ITIL -- What network managers need to know
This tip helps network managers about implement IT Infrastructure Library (ITIL) and explains how it can be beneficial to networking.
If you're a network manager, you may have heard some interest from upper management in implementing ITIL. Here's why you shouldn't be afraid...
In its third iteration, IT Infrastructure Library (ITIL) is an IT service management framework surrounded by industry best practices. Developed in the late 1980s by the British government in conjunction with a number of industry experts, ITIL is now considered the industry standard for IT best practices.
The first version was highly technical and addressed topics such as cabling infrastructure strategy, computer installation acceptance, and network services management. The second version took a higher-level view, integrating the technical pieces into a service management framework with components such as service delivery and service support. The recently released third version takes an even higher-level view, integrating IT and business processes with the core components discussed later in this article.
What's so great about ITIL?
ITIL is a collection of best practices wrapped around a framework. It recognises that each organisation has its own set of strengths, talents and culture, so it is designed to be very flexible. ITIL helps IT organisations:
- Customise workflows, functions and processes to best fit their particular organisation.
- Define and document IT workflows, functions and processes needed to support and sustain business processes.
- Define roles and responsibilities so people understand what is expected of them and how their work contributes to the success of their organisation.
What does this mean to the network manager?
The current ITIL version takes a service lifecycle approach. That means the applications and infrastructure staffs work with the business to plan, build and run IT services that enhance business processes and invoke decommissioning processes when services cease to provide value. Network managers and others are an important part of the design phase because they know in advance what is coming at them, why it is being done, and what they need to do to make it happen.

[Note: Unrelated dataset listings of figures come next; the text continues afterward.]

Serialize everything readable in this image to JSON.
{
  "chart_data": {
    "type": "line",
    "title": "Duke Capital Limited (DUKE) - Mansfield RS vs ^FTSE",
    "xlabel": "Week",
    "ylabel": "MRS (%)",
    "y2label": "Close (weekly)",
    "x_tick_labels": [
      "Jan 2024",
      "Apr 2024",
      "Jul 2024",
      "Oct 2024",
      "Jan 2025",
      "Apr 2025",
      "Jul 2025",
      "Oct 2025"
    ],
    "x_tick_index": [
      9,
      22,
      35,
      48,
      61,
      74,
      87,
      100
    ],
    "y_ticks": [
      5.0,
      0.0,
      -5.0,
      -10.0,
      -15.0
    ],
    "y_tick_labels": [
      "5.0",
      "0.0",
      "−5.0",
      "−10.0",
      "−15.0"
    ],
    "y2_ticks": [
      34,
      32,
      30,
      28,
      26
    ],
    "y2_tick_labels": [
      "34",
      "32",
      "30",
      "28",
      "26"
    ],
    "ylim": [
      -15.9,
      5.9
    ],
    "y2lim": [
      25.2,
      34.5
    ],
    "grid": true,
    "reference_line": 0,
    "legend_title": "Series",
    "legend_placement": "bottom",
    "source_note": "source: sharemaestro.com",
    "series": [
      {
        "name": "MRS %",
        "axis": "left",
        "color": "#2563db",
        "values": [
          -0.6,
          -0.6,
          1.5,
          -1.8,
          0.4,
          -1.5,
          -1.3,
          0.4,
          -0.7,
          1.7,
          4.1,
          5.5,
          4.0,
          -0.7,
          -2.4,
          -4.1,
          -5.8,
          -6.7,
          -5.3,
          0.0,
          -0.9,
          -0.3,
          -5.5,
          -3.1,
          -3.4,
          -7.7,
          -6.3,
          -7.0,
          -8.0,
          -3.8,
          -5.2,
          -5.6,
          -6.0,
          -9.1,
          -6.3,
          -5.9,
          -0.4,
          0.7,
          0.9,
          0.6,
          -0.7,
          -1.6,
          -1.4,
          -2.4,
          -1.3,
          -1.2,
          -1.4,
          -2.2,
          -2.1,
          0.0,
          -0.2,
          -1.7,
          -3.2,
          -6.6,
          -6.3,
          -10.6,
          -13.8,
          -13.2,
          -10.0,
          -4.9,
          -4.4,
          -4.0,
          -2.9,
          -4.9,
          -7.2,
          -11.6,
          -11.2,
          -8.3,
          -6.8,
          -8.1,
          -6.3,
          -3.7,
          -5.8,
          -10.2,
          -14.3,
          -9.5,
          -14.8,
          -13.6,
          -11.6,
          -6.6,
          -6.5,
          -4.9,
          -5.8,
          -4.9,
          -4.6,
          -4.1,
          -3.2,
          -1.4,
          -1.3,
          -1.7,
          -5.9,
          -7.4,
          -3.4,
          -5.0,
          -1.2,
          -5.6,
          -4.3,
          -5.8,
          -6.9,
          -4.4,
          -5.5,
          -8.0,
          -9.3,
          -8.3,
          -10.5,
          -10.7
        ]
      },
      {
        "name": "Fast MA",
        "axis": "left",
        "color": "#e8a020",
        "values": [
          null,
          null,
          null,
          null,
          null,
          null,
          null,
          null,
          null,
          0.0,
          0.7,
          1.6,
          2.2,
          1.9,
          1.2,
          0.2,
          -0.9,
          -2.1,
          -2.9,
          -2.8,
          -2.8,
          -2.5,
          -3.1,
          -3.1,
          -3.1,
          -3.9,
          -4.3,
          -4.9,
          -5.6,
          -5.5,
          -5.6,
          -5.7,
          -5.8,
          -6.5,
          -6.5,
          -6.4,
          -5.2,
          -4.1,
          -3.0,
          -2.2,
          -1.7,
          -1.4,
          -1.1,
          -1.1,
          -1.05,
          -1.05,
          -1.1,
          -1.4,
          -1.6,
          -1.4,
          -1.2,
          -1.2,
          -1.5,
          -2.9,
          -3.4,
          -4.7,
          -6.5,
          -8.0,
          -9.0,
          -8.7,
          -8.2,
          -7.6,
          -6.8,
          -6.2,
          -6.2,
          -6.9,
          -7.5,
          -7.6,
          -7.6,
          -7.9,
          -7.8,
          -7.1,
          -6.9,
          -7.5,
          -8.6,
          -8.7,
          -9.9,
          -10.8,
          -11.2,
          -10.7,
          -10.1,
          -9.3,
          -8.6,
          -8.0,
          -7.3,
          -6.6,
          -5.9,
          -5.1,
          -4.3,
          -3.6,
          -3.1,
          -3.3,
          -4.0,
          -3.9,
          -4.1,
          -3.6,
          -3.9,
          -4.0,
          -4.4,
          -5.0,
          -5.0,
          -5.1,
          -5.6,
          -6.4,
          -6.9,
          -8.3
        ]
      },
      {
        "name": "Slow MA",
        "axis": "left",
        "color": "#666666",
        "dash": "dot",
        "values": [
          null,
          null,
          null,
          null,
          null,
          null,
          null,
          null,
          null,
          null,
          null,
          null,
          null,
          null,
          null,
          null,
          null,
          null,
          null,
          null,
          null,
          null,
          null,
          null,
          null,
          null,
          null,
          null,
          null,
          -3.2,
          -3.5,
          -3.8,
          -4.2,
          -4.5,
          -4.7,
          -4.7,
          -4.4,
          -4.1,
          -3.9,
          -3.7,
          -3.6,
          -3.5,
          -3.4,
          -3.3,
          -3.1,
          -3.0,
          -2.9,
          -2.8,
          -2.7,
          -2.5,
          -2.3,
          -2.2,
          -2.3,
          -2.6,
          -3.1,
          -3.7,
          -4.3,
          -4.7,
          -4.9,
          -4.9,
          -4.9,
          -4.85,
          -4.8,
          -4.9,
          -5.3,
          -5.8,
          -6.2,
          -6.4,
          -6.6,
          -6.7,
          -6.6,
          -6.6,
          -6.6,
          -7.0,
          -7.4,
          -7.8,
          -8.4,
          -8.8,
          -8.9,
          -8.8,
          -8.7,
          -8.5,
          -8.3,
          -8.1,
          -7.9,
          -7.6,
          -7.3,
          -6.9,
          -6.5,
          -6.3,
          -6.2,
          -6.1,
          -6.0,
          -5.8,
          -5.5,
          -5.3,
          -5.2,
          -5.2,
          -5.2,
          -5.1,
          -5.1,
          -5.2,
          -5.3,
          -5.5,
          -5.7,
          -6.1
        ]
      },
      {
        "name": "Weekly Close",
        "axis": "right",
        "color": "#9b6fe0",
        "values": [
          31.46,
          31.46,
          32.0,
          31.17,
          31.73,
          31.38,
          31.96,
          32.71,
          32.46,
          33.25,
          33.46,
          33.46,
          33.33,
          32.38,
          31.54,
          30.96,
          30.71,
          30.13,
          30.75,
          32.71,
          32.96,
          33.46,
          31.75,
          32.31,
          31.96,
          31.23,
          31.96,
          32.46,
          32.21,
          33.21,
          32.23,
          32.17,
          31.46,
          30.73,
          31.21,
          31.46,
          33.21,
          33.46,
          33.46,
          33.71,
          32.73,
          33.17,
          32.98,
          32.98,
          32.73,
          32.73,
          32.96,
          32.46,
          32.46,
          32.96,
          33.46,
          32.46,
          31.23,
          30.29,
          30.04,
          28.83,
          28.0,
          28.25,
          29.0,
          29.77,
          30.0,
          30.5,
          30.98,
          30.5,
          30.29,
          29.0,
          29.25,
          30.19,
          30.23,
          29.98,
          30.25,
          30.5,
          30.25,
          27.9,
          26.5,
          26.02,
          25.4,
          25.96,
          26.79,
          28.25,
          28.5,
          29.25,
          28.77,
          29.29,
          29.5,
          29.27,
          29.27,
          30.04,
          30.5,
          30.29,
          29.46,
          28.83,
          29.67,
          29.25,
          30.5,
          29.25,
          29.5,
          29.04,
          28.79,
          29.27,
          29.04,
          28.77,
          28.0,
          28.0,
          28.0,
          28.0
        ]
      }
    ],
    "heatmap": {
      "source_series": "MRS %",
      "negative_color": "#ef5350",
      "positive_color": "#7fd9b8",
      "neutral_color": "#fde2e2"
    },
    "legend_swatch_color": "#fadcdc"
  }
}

For example, you will be present when the business proposes purchasing an application designed for local LAN and they want to roll it out to 24 offices in six countries. You will be in a position to raise the technical issues before the application is purchased. The business will understand the impact of latency and probably look elsewhere. And if they don't, at least you are aware and can ensure that service levels are set appropriately and that you have the funding to buy the technologies needed to mitigate the technical constraints.
After an organisation implements ITIL, network management roles will be well defined along the lines of the ITIL core components:
- Service strategy
- Service design
- Service transition
- Service operation
- Continuous service improvement
In each phase, you will know the source of the input to your workflows, what steps you need to take, the output of the work, and to whom it goes. The goal is to achieve repeatable, quality processes that deliver value to the business within agreed-upon timeframes.
Everyone will know their roles and responsibilities, and dropped hand-offs will be the exception rather than the rule. Each time you perform a network-related task for a project, such as a configuration change, you will get the information you need from documented sources with sufficient lead time. You will perform a documented workflow and hand it off to the next group in an expected manner and format once the work is completed.
From a service delivery perspective, levels of service are defined and agreed upon. Metrics to measure service are defined in ways that portray business benefits and impact. Perception is no longer a valid measurement of service performance.
When a call centre worker has a bad day and calls you complaining of bad response times, you have the tools and data to assure her that response times are the same today as they were yesterday and the week before, and remain well within the levels management agreed upon and was willing to fund. Without the tools and data, all you can do is react to the call.
ITIL promotes an increased proactive approach to IT service management. The problem-management process analyses outages and commissions work to alleviate them. This work frees the information worker to focus on more fruitful tasks such as performance tuning, capacity planning and research into future technologies that could provide the business with a competitive advantage if implemented in a timely fashion.
The same tools you use to troubleshoot that application response time issue can be used to analyse historical data proactively and see, for example, that network utilisation will exceed your CIR in the next 90 days, so you can take action to prevent network slowdown. This time it might be tuning a misbehaving application, and next time it will be adding capacity. In all cases, these processes and best practices permit you to take deliberate actions that increase business value, be it customer satisfaction, cost, productivity or service quality.
Yes, implementing ITIL brings change, but it also provides benefits to you, the network manager. Meaningful and measurable metrics will be put in place to quantify your team's success. All IT organisations that interface with you will understand their roles and responsibilities toward you and will understand the value that you and your workflows bring to the success of the organisation as a whole.
Is it easy to implement ITIL? Absolutely not. Like any worthwhile endeavour, it requires persistence and hard work. I have been through the process and, believe me, it's worth it. My company enjoyed a number of cost and service improvement benefits, so don't be afraid of ITIL. In the long run, it will make your job easier and the work more manageable, and the business will appreciate your value.